Later, the two properties at Narre Warren were sold by the lender, leaving the property at Fingal in which Stubbings lived as the sole security. The proceedings arose from the lender making application for a possession order for the property at Fingal.

The three wise monkeys approach to moneylending

The High Court found there was a “system of conduct” or “system of lending” used for the loan which amounted to unconscionable conduct. The system involved the lenders, the lenders’ solicitor and the legal and financial advisors to the borrower, who acted like the three wise monkeys.

The lenders acted like the monkey who hears no evil. They were not given and did not want any background upon the borrower and no credit assessments. They relied upon the property valuations as sufficient basis to make the loans. They were pure asset lenders.
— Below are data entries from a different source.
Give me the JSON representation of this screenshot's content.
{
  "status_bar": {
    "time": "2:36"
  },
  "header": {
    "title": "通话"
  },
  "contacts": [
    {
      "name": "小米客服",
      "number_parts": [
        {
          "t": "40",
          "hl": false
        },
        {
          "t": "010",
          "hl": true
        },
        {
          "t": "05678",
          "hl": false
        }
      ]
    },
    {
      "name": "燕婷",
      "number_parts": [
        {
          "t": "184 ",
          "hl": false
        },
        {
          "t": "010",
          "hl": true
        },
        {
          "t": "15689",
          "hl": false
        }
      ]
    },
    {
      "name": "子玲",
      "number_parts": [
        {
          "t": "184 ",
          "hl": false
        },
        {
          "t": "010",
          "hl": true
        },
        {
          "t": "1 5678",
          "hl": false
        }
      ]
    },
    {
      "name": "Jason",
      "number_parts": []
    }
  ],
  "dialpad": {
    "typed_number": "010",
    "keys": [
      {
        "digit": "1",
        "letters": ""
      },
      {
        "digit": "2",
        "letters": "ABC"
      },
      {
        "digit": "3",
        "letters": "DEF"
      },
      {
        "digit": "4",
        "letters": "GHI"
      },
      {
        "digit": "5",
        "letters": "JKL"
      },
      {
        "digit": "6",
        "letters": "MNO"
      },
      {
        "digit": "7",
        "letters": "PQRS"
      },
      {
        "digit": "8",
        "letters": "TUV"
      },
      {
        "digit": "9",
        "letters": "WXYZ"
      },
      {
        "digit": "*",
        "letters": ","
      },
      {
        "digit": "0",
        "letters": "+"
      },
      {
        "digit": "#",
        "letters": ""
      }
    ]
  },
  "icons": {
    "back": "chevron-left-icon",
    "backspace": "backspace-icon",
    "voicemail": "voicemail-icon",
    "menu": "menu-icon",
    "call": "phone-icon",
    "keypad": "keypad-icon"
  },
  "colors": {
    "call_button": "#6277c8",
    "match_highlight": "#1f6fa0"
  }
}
The solicitor acted like the monkey who sees no evil. The High Court said the lender’s solicitor deployed the system to make him “wilfully blind”. He knew that the loans were “a risky and dangerous undertaking” for the borrower because of the high interest rates and the risk of the cost of forced sales. And yet, he “knowingly and deliberately failed to make” any inquiries about the borrower’s ability to service the loans, the borrower’s understanding of the loans or about his “financial nous and vulnerability”.
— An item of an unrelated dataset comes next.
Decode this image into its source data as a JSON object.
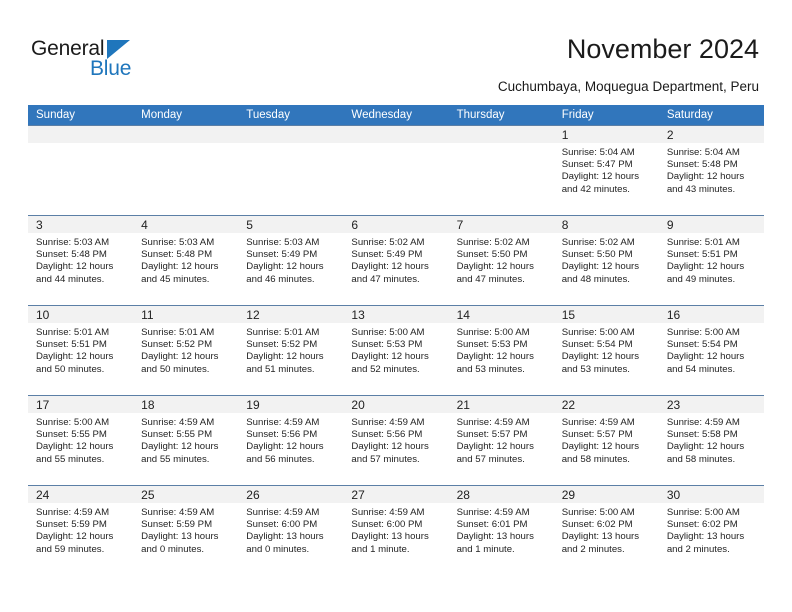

“The primary judge inferred that Mr Jeruzalski's ostensible indifference to the [the borrower’s] financial circumstances reflected a concern on his part that proof of his knowledge of such matters "would in some way undermine his clients' ability to recover their loans””.

He relied upon a ‘consultant’ to vet and introduce potential borrowers; had no contact with the borrower save for written correspondence and documentation; and relied upon the valuations and certificates of independent advice.

The providers of independent advice acted like the monkey who speaks no evil. The accountant and lawyer who gave the advice were not independent – they were nominated by Mr Jeruzalski. The certificates of advice (which were prepared by Mr Jeruzalski) did not draw the borrower’s attention to the difference between the cost of borrowing under the Commonwealth Bank loans and the proposed loans, review the business plan of the borrower company and the fact that the Fingal property was zoned “green wedge” with commercial use permissible only with consent. No financial or legal advice was given on these issues. The legal advisor witnessed the borrower’s signing of the loan documents but gave no advice on their terms, nature and effect.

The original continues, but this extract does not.